Friday, December 21, 2007

the gut check (training notes 12-21-07)

you know the feeling. it happens to everyone. the time when you wake up one morning, and find yourself shuddering at the thought of the upcoming slate of workouts.

it's not that you're injured (although, at this point, you are very much hurting). it's not that you're overtraining (although, by now, you are definitely tired). it's not that you're sick (although, with Ironman, many would say you have to be some kind of sick to be doing this). in fact, there's really nothing wrong with you at all--at least, nothing enough to stop you from doing the workouts you should (and need...if you want to avoid having a really bad, really painful race day) to be doing.

the only thing there is, in truth, if there is any word to describe it, is dread.

or possibly distaste. or maybe fear. or even revulsion.

whatever. all you know is that it's not pleasant.

it's made even worse by the fact that somehow, inexplicably, perhaps stupidly, you made a very fateful decision to sign up for an early spring Ironman...meaning that you've signed up to be training all winter, and training hard, when everyone else with any semblance of sanity is enjoying the comforts of a nice long off-season, comfortably esconced in the warmth of their abodes, likely cuddling with a loved one with a very warm blanket and a very hot mug of hot chocolate, while you're out in the bitter winds and freezing cold getting blasted into the frozen hell that is the polar expeditions of each and every one of your workouts.

alone.

the only thing that pulls you out of bed, and into your running shoes, or bike, or wetsuit, and out the door to face the december and january weather by yourself is the very real knowledge that if you don't do this, you never will, and that this will ensure you pay a very heavy and very nasty and very unpleasant and very painful price on race day.

not that race day is ever pleasant, but there's a difference being paying the price that's listed versus the price with a full training period's dose of interest added on top of it. the less you have to pay, the better.

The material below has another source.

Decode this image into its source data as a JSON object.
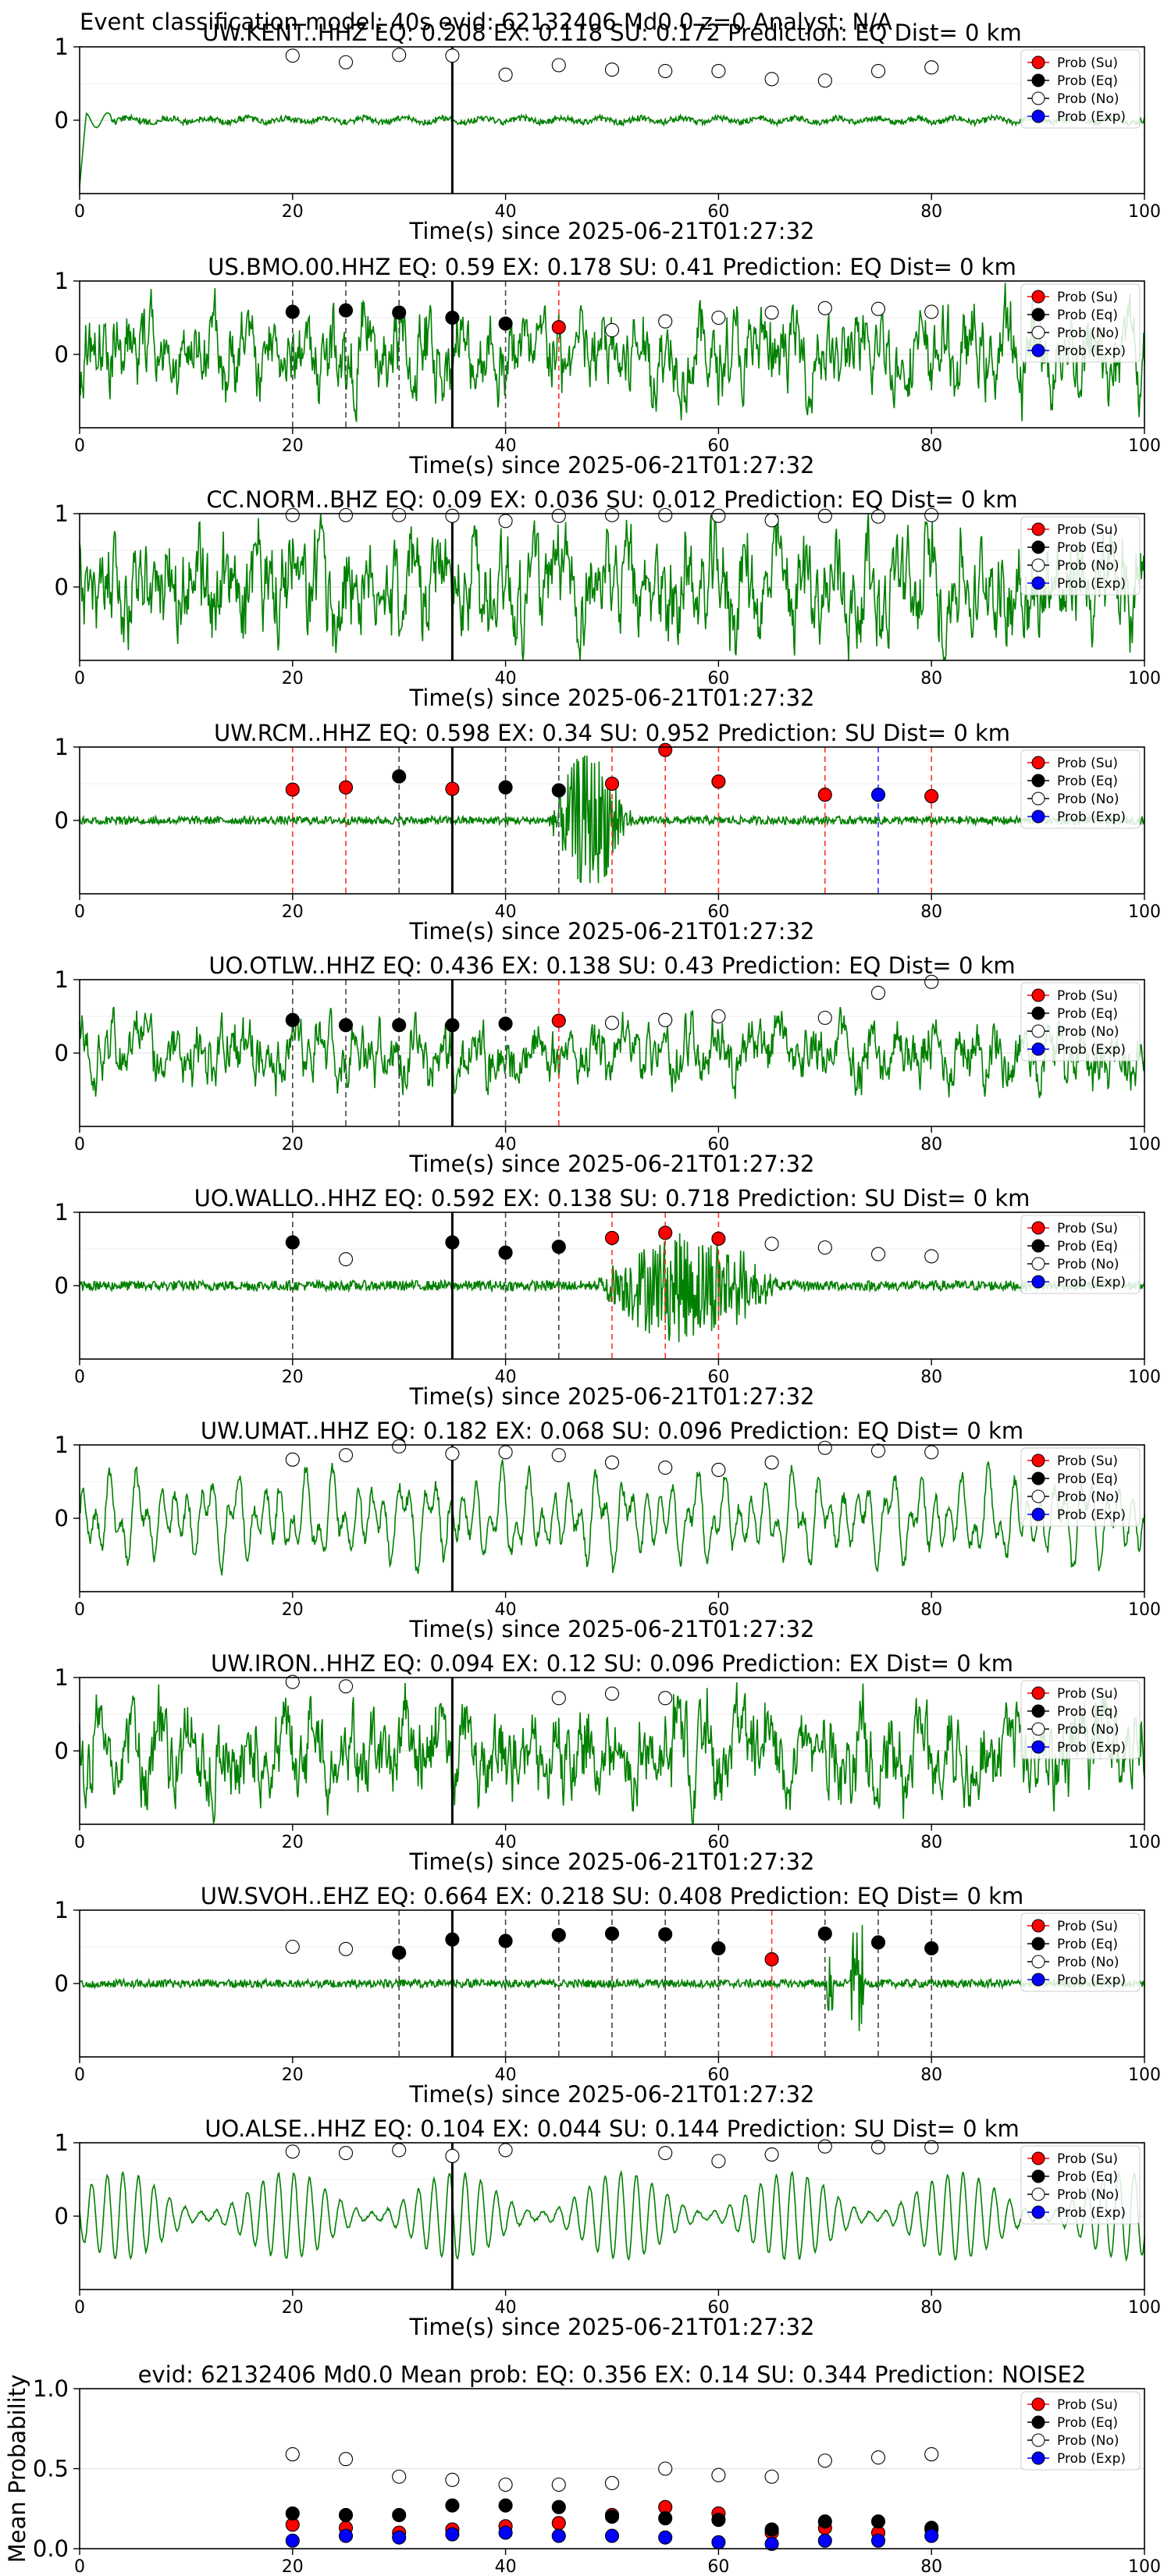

and so you tell yourself to suck it up. and you make promises to yourself that you'll just make it through this next workout, and then you'll take a break. or make it to just this next hill, and then stop and assess how you feel. or you'll go for just a few minutes, and then figure out if you want to go on.

but you always do. and somehow, you make it to the next hill, and then all the ones after that. and you not only finish the workout, but also all the ones you had scheduled. and the only time you stop is when you had planned on your schedule to stop.

and when you do finally stop, and take a break, you do so with the realization, reassurance, and memory that you completed the hard workouts. all of them. even though you didn't want to...and it has made you better for it.

sometimes, the real reason for the hard workouts--the long ones, intense ones, the ones piled up in the times that people in the know euphemistically call "build weeks" (as opposed to what they often are: sheer and utter hell)--isn't so much for conditioning the body, but rather the mind.

you have to push yourself through these workouts, not because you can (because, barring injury or overtraining or sickness, but this stage in the training you really can), but to know you can. you have to do them, to 1) learn how to push yourself to do something you know will cause supreme discomfort, and 2) gain an awareness that you can push yourself to do something that will cause supreme discomfort...things that will very much happen on race day.

you need the gut check. because you need to know how to deal with it, especially when you're at mile 127, and suddenly, horrifyingly get the yawning, overwhelming, supremely disheartening realization. that. you. still. have. another. 13. miles. to. go.

afterwards, you can thank your gods for rest. but until then, there's only you, by yourself, plumbing the depths of your fortitude to finish the race.

...

so this build week, as you can tell, i hit some milestones: 16-mile run (with follow-up runs), 4200 yd swim and 4400m swim (difference in units because i had to switch pools from one that used yards to another than used meters...i personally prefer meters), and simulated hill work on the bike (and heavy weights). tough workouts. swim-heavy. i feel like i earned the recovery week. i'm back end of december, and then another 2-week build phase heavy on bike and run, and then recovery again before the last 2-week build phase, heavy on bike and swim. after that, taper into race week.

oooooooooooooooooooooooo-rah.

1 comment:

M said...

This is dead-on. I am training for IM Arizona this winter in Chicago, and just wen through this same thing this past week. Thanks for writing it.